This ‘one woman musical’ from sickeningly youthful ‘Daily Show’ writer Sophie Zucker is an extremely entertaining bit of late-night fun.
It also feels a bit hidebound by look-at-me, main character energy tropes as it details a - hopefully fictionalised! - version of Zucker’s narcissistic, approach to family funerals. Long story short, at one such solemn occasion she encounters her Israeli second cousin Yoni, who she hasn’t seen since childhood, and despite her having a boyfriend and him being related to her… she develops a serious crush.
Zucker is a likeable performer and a tremendous songwriter – I’m ashamed to say it’s taken me a week to write this one up, and I still have some of the bouncy, synthy songs in my head, especially the strident ‘Yoni Got Hot’.
She also carries off a wilfully awful costume change with total conviction, and on the night I saw it, totally styled out a 20-minute fire alarm interruption (we moved to a different room in the end).

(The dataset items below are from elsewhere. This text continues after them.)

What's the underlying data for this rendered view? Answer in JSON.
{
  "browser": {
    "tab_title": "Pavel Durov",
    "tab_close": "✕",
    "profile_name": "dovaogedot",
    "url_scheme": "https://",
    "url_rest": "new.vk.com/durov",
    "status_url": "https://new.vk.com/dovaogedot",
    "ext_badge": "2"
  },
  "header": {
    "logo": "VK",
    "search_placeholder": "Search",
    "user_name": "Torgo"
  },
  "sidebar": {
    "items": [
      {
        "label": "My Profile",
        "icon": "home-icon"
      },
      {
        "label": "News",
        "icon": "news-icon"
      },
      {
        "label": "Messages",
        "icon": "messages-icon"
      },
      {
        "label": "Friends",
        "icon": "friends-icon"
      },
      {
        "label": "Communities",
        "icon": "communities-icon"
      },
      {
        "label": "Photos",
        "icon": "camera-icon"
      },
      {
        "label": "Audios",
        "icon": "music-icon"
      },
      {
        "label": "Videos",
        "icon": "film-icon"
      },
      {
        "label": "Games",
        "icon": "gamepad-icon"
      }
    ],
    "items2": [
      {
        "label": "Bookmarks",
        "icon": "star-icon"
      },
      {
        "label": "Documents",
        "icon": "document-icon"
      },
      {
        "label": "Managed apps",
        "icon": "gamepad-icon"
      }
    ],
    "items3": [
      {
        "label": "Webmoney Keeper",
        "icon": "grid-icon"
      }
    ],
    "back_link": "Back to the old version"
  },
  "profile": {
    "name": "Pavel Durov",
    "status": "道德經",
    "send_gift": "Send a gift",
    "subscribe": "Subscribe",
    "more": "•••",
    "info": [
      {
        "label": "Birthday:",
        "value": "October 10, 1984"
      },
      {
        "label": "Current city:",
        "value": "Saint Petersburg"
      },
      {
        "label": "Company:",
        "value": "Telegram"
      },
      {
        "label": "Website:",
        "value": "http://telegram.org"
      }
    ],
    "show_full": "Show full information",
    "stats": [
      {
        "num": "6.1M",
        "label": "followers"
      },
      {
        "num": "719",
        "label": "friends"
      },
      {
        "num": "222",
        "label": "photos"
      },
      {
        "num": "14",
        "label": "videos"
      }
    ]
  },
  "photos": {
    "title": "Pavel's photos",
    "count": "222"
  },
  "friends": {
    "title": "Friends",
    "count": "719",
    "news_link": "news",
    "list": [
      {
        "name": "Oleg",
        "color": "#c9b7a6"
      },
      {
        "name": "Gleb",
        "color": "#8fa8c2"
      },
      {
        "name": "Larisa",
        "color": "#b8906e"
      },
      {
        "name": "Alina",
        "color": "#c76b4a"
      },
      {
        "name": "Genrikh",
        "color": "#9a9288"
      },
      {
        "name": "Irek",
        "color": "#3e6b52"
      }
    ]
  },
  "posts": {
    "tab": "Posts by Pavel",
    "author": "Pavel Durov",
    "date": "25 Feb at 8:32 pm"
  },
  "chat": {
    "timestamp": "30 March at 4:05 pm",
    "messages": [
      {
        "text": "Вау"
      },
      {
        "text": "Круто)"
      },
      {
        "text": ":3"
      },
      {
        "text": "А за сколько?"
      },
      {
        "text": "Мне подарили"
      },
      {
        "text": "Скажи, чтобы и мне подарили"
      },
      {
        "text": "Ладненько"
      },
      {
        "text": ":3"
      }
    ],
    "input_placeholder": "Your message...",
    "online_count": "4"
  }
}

But I guess in the end I found her character’s narcissism a bit glossy and sanitised. So much of the Fringe is based around monstrous alter-egos doing inappropriate things that ‘…Sucks Face’ feels only mildly transgressive. There is some very funny stuff about Jewish-American identity and how Zucker’s character has let horniness blind her to the obvious yawning cultural and political gulf betwixt her and Yoni. But on the whole, Zucker’s character is basically a medium-grade narcissist with some cracking songs, not a classic comic creation. She’s clever and funny and tuneful and clearly extremely talented, but I think her magnum opus is yet to come.